2026年3月26日に神奈川県と連携協定を締結し、3月30日には第1号案件となる社会福祉法人敬寿会とも協定を結んでいます。県の事業と連携し、賃貸住宅を活用して留学生の住まいを確保する仕組みです。
介護人材不足が続く中、住まいと地域交流を組み合わせたモデルとして注目されます。
住まい支援と地域交流を一体化した新制度
今回の取り組みは、神奈川県の受入環境整備事業に基づくものです。公社は県と連携し、外国人介護人材を受け入れる事業者の住宅確保を支援します。
特徴は、住居提供だけでなく、団地での生活を通じて地域住民との交流を促進する点です。留学生は団地に入居しながら地域活動に参加し、介護福祉士としての定職・定住を促進します。
第1号案件として留学生受け入れを開始
第1号案件として、社会福祉法人敬寿会と連携し、ミャンマーからの留学生3名を受け入れる予定です。
留学生は公社が新たに創設した「団地活性サポーター(介護人材留学生)制度」により相武台団地(相模原市南区)に入居し、地域活動を通じて住民との関係づくりを進めます。

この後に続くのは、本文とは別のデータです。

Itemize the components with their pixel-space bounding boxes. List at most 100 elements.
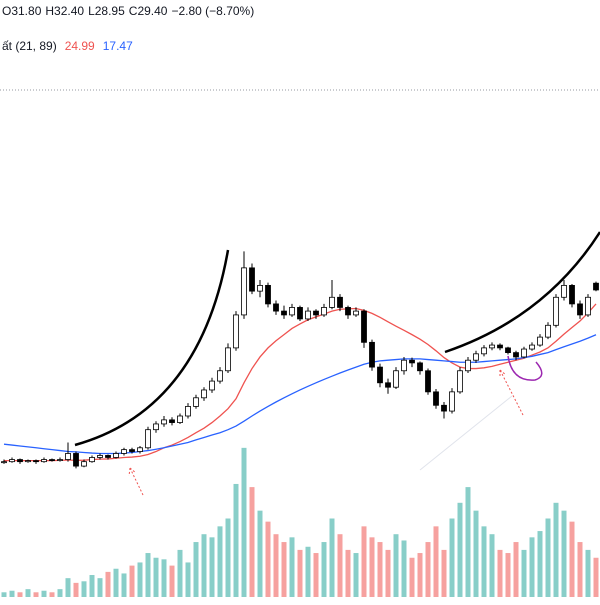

この仕組みは、人材確保に加え、団地の高齢化やコミュニティ課題への対応にもつながることが期待されています。
編集部より
外国人材の受け入れでは「生活支援」が重要な課題とされており、住まいの確保に踏み込んだ点は現実的な支援策といえるでしょう。一方で、地域交流を前提とする仕組みは双方に負担が生じる可能性もあります。
制度として定着させるには、継続的な支援と相互理解の促進が不可欠です。今後、他地域への展開も含め、その実効性が問われる取り組みといえそうです。